Mr DIY Reports A Robust Set of Earnings: 6 Things Investors Should Know

It was not too long ago I did a deep dive into Mr D.I.Y. Group (M) Berhad (KLSE: MRDIY) (“Mr DIY”). The group had made a stellar debut on the Main Market of Bursa Malaysia, and was the largest listing on the Malaysian exchange in 2020, raising nearly RM1.5 billion from both institutional and retail investors. 

Fast forward to today, Mr DIY has recently announced its best quarterly results to date, with revenue rising 62.9% to RM870.2 million and profit after tax (“PAT”) surging 113.5% to RM124.8 million for the quarter ended 31 March 2021 (“1Q 2021”), compared to the corresponding period in 2020 (“1Q2020”).

Here are six other interesting facts about the group’s latest earnings that investors should know about.

1. Resilient revenue performance despite challenging environment

The higher 1Q2021 results came on the back of higher average monthly sales per store attributable to the strong performance of its standalone stores, and lower sales during the comparative period last year due to the lockdown imposed between 18 to 31 March 2020. 1Q2021 average monthly revenue was 39.4% higher versus January/ February and 13.3% higher versus 4Q2020. The group believes this is due to its competitive edge of providing everyday low prices for non-discretionary household products. 

(Source: 1Q2021 results presentation)

2. Growth in-store network

During the quarter, the Group’s store network grew by net 54 stores across its three brands, comprising 30 new Mr D.I.Y. stores, 22 Mr Dollar Stores and 2 new Mr Toy stores. As of 31 March 2021, the total number of stores stood at 788, comprising 713 Mr D.I.Y. stores, 39 Mr Toy stores and 36 Mr Dollar stores. The group aims to open a further 121 stores for its 3 brands in 2021. Future store expansions are expected to be funded via internally generated cash flows. 

(Source: 1Q2021 results presentation)

3. Overview of key cost items

Administrative and operating expenses rose 60.8% and 32.5% year-on-year respectively to RM31.5 million and RM153.6 million for 1Q2021, mainly attributed to marketing and staff costs as a result of business expansion, as well as higher depreciation of right-of-use assets incurred in line with the higher number of stores. 

However, when viewed as a percentage of revenue, margins for key cost items remain fairly stable. In fact, operating expenses for 1Q2021 is marginally lower compared to 1Q2020, as overhead expenses were incurred despite the temporary closure during the Movement Control Order (MCO) 1.0 in 1Q2020. 

(Source: 1Q2021 results presentation)

4. Healthy cash flow and strong balance sheet

The group’s cash flow and balance sheet remain healthy.

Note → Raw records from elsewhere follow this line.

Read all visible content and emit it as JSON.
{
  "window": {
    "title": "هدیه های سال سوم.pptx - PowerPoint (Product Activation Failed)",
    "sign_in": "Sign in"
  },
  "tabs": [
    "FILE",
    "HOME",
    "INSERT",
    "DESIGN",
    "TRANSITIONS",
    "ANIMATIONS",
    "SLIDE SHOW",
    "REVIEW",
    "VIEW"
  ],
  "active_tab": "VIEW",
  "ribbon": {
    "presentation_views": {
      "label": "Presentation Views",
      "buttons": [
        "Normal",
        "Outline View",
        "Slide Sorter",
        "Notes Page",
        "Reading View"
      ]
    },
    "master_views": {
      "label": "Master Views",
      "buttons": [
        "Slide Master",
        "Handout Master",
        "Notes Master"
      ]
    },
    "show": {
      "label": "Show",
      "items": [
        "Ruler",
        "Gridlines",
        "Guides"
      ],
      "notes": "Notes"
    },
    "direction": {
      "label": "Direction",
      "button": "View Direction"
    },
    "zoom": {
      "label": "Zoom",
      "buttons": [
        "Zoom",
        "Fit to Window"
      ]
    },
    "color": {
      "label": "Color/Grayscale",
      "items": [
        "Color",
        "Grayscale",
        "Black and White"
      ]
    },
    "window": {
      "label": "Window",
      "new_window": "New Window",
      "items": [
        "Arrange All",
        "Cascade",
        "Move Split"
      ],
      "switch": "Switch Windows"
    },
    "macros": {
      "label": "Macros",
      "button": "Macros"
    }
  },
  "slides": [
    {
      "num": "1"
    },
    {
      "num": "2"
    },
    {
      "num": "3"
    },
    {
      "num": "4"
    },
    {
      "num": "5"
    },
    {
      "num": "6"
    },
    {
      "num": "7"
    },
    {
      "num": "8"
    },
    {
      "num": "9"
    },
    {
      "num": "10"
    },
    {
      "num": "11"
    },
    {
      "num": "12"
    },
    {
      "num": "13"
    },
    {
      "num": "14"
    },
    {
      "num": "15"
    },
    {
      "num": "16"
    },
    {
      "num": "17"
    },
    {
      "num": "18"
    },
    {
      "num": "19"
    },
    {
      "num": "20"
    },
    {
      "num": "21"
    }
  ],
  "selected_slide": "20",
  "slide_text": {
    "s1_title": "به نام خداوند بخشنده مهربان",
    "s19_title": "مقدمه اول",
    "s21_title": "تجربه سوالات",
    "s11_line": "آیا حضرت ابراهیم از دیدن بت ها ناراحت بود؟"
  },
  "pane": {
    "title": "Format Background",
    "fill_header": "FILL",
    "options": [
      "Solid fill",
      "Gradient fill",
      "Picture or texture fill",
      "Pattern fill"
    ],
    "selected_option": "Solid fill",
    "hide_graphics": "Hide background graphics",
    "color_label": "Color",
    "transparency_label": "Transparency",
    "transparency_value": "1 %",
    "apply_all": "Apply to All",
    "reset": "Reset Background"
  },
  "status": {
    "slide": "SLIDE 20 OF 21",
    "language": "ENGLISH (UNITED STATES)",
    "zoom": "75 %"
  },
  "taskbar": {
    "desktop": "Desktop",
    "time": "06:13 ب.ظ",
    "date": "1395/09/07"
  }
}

Net cash flow from operations grew to RM221.4 million for 1Q2021, whilst the group’s net gearing ratio stood at 0.04 times; the latter has reduced significantly compared to 4Q2020 following further repayment of borrowings during the quarter. 

5. Dividend of RM50.2 million declared

In line with the group’s policy of paying quarterly dividends, Mr DIY has declared a dividend of RM50.2 million for 1Q2021. The first interim single-tier dividend of RM0.008 per ordinary share is to be paid on 17 June 2021 to shareholders whose name appear in the Record of Depositors on 21 May 2021. 

6. Growing e-commerce with the launch of robotic warehouse

In March 2021, the group launched a 65,000 square-foot robotic warehouse in Seri Kembangan, Selangor. The robotic warehouse is equipped with 23 programmable robots that can fulfil online purchases 2x faster compared to manual systems. Mr DIY expects the improved efficiencies, user-friendliness, and reliability of its e-commerce platform to further strengthen the brand’s resonance with the Malaysian public, making it the preferred one-stop shop for all their home improvement needs. 

(Source: 1Q2021 results presentation)

In summary: growth plans remain intact

The group growth plans continue to remain intact. This growth is driven by two main factors: positive same-store sales growth and contribution from new stores. The group remains positive of its prospects going forward, premises on its affordable prices that make Mr DIY products accessible to all, its breath of about 18,000 products stock-keeping units (SKUs), the convenience of its 700+ outlets nationwide, and its timeless promise of unbeaten value which resonates with the masses. 

And with the home improvement industry expected to grow at a compounded annual growth rate (CAGR) of 10.7% over 5 years from 2020 – 205 (source: Frost & Sullivan), there is significant scope for Mr DIY to further penetrate the home improvement retail market.